The failure of the briefs to specify just how the decision harms the Church's ability freely to exercise its religion is probably fatal to their chances of success. Making just the claim of "infringement" is not enough, but as usual, the Church simply wants its case to be presumed.
The subsidiary arguments are also not well taken. In the Fort Worth case, Judge Chupp applied the deference standard, not neutral principles, in ruling that the pseudo-Diocese was entitled to the name and all the assets of Bishop Iker's Diocese. Asking the Court to preserve part of that ruling, when the Court has announced that the deference standard is no longer applicable, makes no sense.

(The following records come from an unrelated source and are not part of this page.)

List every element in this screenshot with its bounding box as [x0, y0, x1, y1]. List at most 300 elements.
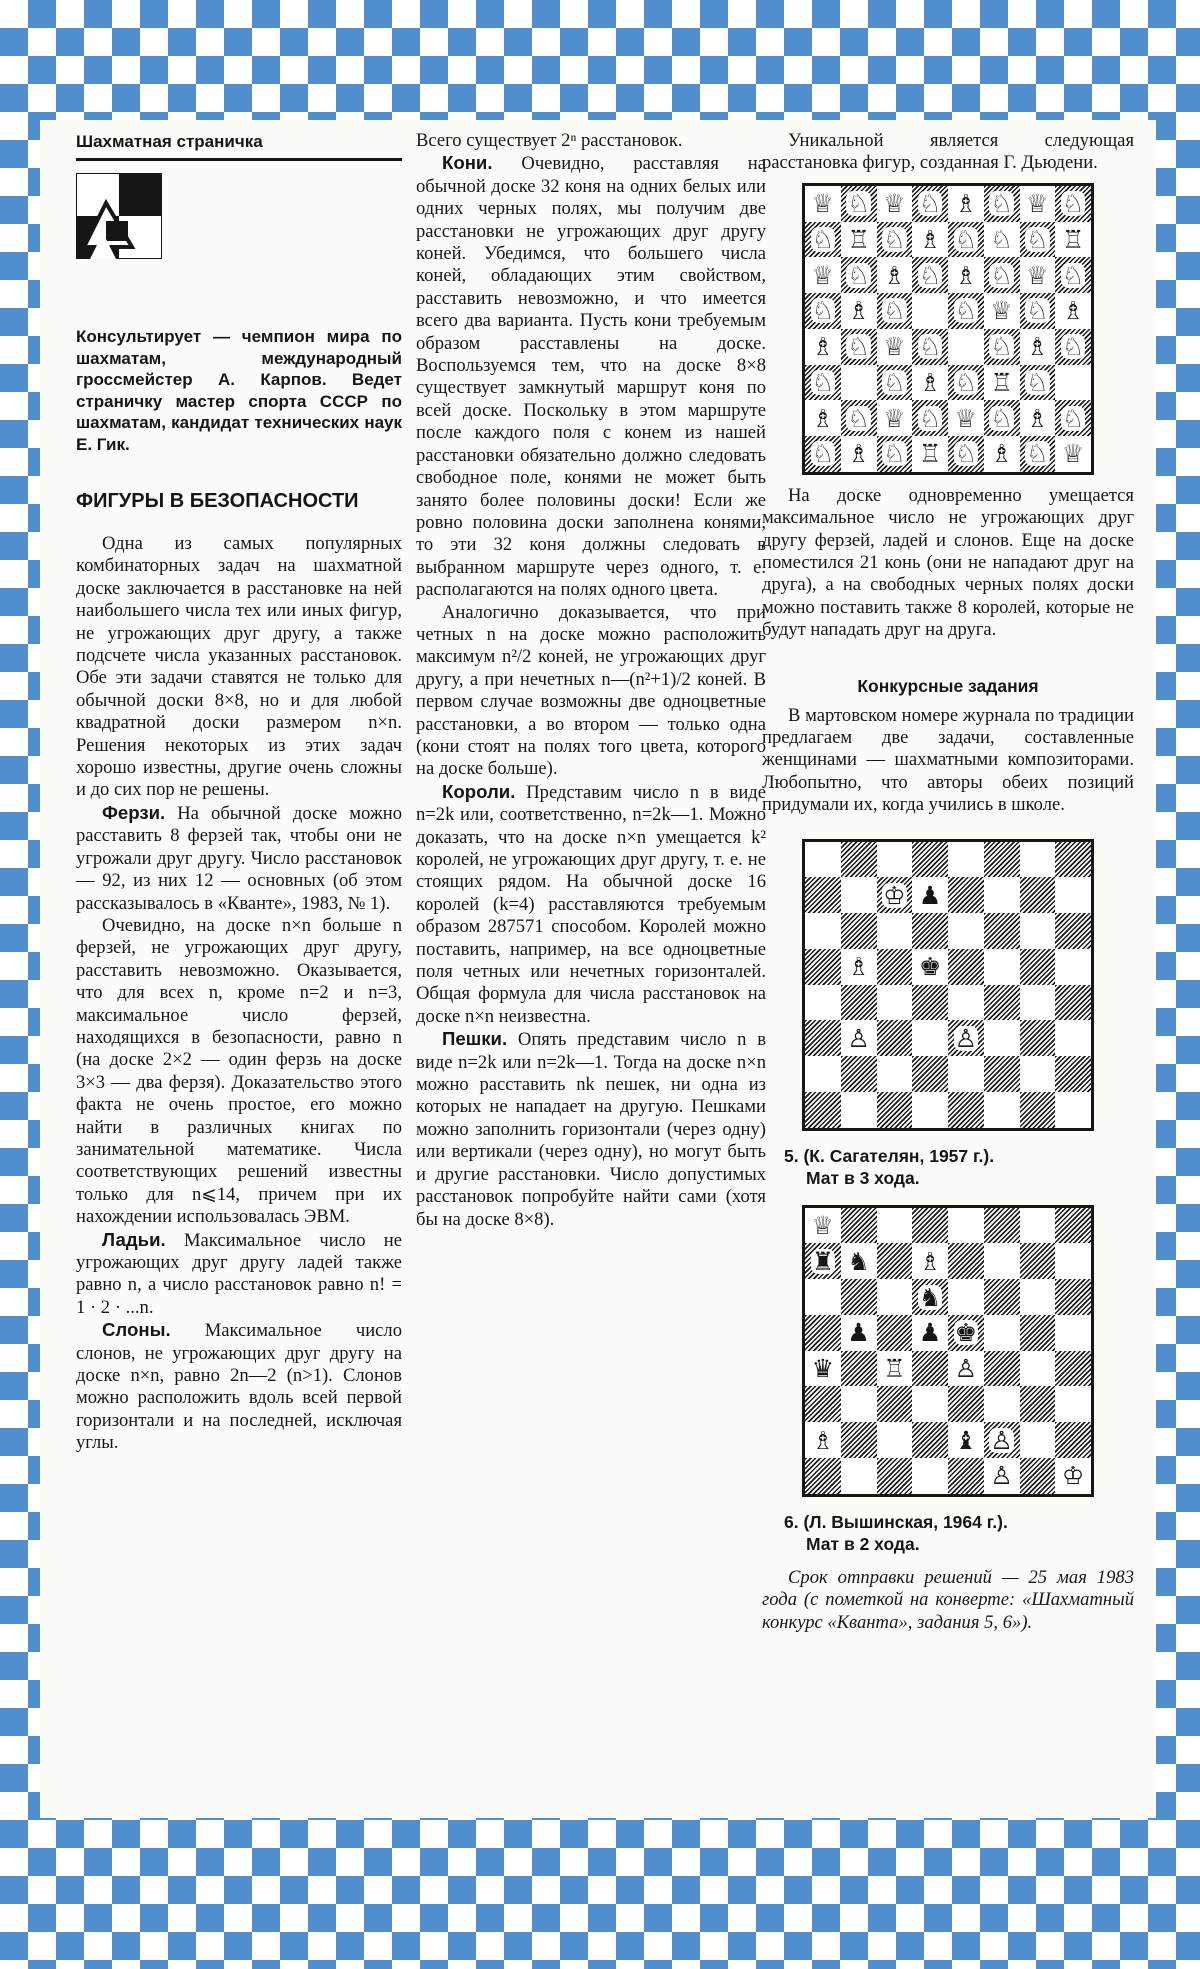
- board-square: [805, 400, 841, 436]
- board-square: [912, 436, 948, 472]
- board-square: [1055, 1386, 1091, 1422]
- board-square: [912, 1208, 948, 1244]
- board-square: [912, 985, 948, 1021]
- board-square: [984, 257, 1020, 293]
- chess-piece: ♘: [1061, 332, 1085, 362]
- board-square: [805, 365, 841, 401]
- board-square: [912, 1422, 948, 1458]
- board-square: [841, 1020, 877, 1056]
- board-square: [877, 1056, 913, 1092]
- board-square: [1055, 1279, 1091, 1315]
- contest-title: Конкурсные задания: [857, 675, 1039, 696]
- board-square: [984, 1386, 1020, 1422]
- board-square: [984, 1208, 1020, 1244]
- chess-piece: ♖: [883, 1354, 906, 1384]
- board-square: [841, 1458, 877, 1494]
- board-square: [984, 913, 1020, 949]
- chess-piece: ♗: [954, 189, 978, 219]
- knights-text: Очевидно, расставляя на обычной доске 32 коня на одних белых или одних черных полях, мы получим две расстановки не угрожающих друг другу коней. Убедимся, что большего числа коней, обладающих этим свойством, расставить невозможно, и что имеется всего два варианта. Пусть кони требуемым образом расставлены на доске. Воспользуемся тем, что на доске 8×8 существует замкнутый маршрут коня по всей доске. Поскольку в этом маршруте после каждого поля с конем из нашей расстановки обязательно должно следовать свободное поле, конями не может быть занято более половины доски! Если же ровно половина доски заполнена конями, то эти 32 коня должны следовать в выбранном маршруте через одного, т. е. располагаются на полях одного цвета.: [416, 153, 766, 601]
- board-square: [948, 329, 984, 365]
- chess-piece: ♘: [811, 367, 835, 397]
- board-square: [1055, 1422, 1091, 1458]
- board-square: [805, 913, 841, 949]
- chess-piece: ♕: [1026, 260, 1049, 290]
- board-square: [948, 257, 984, 293]
- chess-piece: ♘: [990, 403, 1013, 433]
- board-square: [912, 1315, 948, 1351]
- bishops-text: Максимальное число слонов, не угрожающих друг другу на доске n×n, равно 2n—2 (n>1). Слонов можно расположить вдоль всей первой горизонтали и на последней, исключая углы.: [76, 1320, 402, 1454]
- board-square: [912, 877, 948, 913]
- article-title: ФИГУРЫ В БЕЗОПАСНОСТИ: [76, 490, 359, 512]
- board-square: [1055, 257, 1091, 293]
- board-square: [1055, 293, 1091, 329]
- chess-piece: ♘: [954, 439, 978, 469]
- chess-piece: ♗: [847, 952, 870, 982]
- board-square: [877, 1279, 913, 1315]
- board-square: [912, 400, 948, 436]
- board-square: [877, 293, 913, 329]
- chess-piece: ♕: [990, 296, 1013, 326]
- chess-piece: ♘: [883, 367, 906, 397]
- chess-piece: ♙: [954, 1354, 978, 1384]
- board-square: [1020, 1092, 1056, 1128]
- board-square: [805, 877, 841, 913]
- chess-piece: ♗: [990, 439, 1013, 469]
- board-square: [984, 985, 1020, 1021]
- chess-piece: ♗: [811, 403, 835, 433]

As for the Diocese of Northwest Texas, it has little to complain about in the minimal guidance offered by the Supreme Cour to the trial court following remand. The law of Texas is what it is with regard to revocable trusts, and the Court did not break any new ground in what it opined. Moreover, there were four dissenters, out of the nine total on the Court. Who can say that the same lineup will recur if and when the case ever comes back to it?
The Court will not grant the motions without first asking the prevailing parties to file a response. But it does not have to ask for any response before deciding to deny the motions outright. So stay tuned -- I will update this post as soon as the Court does anything.
[UPDATE 10/24/2013: Early this morning, the Court updated its dockets in the two cases linked above to reflect the fact that it has requested Bishop Iker and the Church of the Good Shepherd to file responses to the motions for rehearing on or before November 7, 2013. So there will be no disposition of the motions before then, but probably shortly afterward.]